ボフッ、と音がした後ユウキは足をバタバタしながらベッドの感触を確かめる。
「おい、ダイブすんなよ!」
そう言ってもベッドに夢中のユウキは多分届いていない。
トウカの家にあるベッドはもっふもふの最高級品。
現実のベッドを忠実に再現していて、手触り・肌触り・寝心地どれをとっても一番良い物だ。
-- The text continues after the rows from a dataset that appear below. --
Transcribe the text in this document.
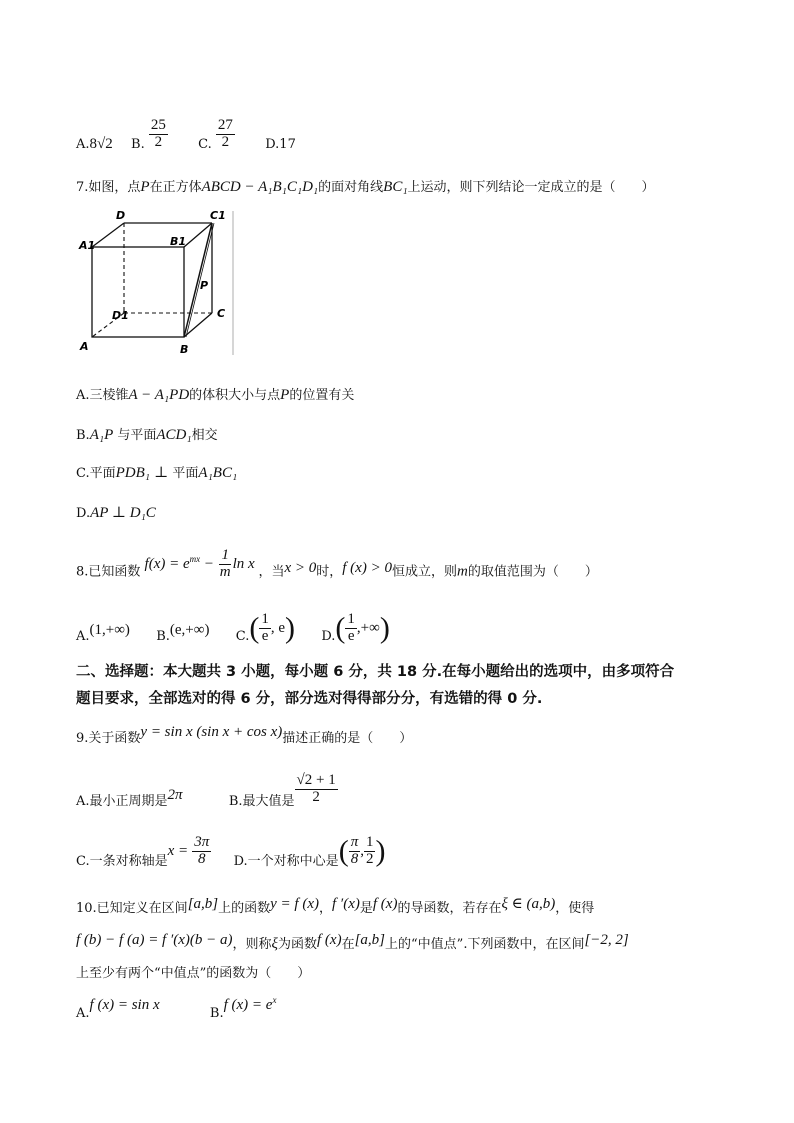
A.8√2 B. $\frac{25}{2} C$. $\frac{27}{2} D.17$
7.如图，点P在正方体ABCD − A₁B₁C₁D₁的面对角线BC₁上运动，则下列结论一定成立的是（　　）
D	C1
A1	B1
P
D1	C
A	B
A.三棱锥A − A₁PD的体积大小与点P的位置有关
B.A₁P 与平面ACD₁相交
C.平面PDB₁ ⊥ 平面A₁BC₁
D.AP ⊥ D₁C
8.已知函数 $f(x) = e^{mx} - \frac{1}{m}$ ln x ，当x > 0时，f (x) > 0恒成立，则m的取值范围为（　　）
A.(1,+∞) B.(e,+∞) $C.( \frac{1}{e}$ , e) $D.( \frac{1}{e}$ ,+∞)
二、选择题：本大题共 3 小题，每小题 6 分，共 18 分.在每小题给出的选项中，由多项符合
题目要求，全部选对的得 6 分，部分选对得得部分分，有选错的得 0 分.
9.关于函数y = sin x (sin x + cos x)描述正确的是（　　）
A.最小正周期是2π	B.最大值是 $\frac{√2 + 1}{2}$
C.一条对称轴是$x = \frac{3\pi}{8} D$.一个对称中心是( $\frac{\pi}{8}$ , $\frac{1}{2}$ )
10.已知定义在区间[a,b]上的函数y = f (x)，f ′(x)是f (x)的导函数，若存在ξ ∈ (a,b)，使得
f (b) − f (a) = f ′(x)(b − a)，则称ξ为函数f (x)在[a,b]上的“中值点”.下列函数中，在区间[−2, 2]
上至少有两个“中值点”的函数为（　　）
A.f (x) = sin x  B.f $(x) = e^x$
これを買いたいがためにトウカは一時期相当額のユルドを溜めていた。
今も結構な額を持っているが、このベッドの額には遠く及ばない。
誰もが喜ぶ一級品ベッドにユウキもだらけている。
「もっふもふじゃん!気持ち良いな~」
「寝るなよ」
「え~」
口を少し尖らして、ユウキはトウカを見る。
(寝ようとしていたのか、コイツは)
「いたっ!」
ユウキの額を軽く指で突く。
その後ユウキをベッドから離そうとしたが、自分から降りてくれた。
ユウキはなにやら少しモジモジしている。
「あのね、トウカ。ボクさ・・・」
両手を後ろで組んで、少し顔を前に出しながらユウキが言った。
「家、無いんだ。だからさ、ここに住んでもいい?」
・・・・・・・・・。
「は?」
ユウキからの突然の言葉にトウカはそれしか言えなかった。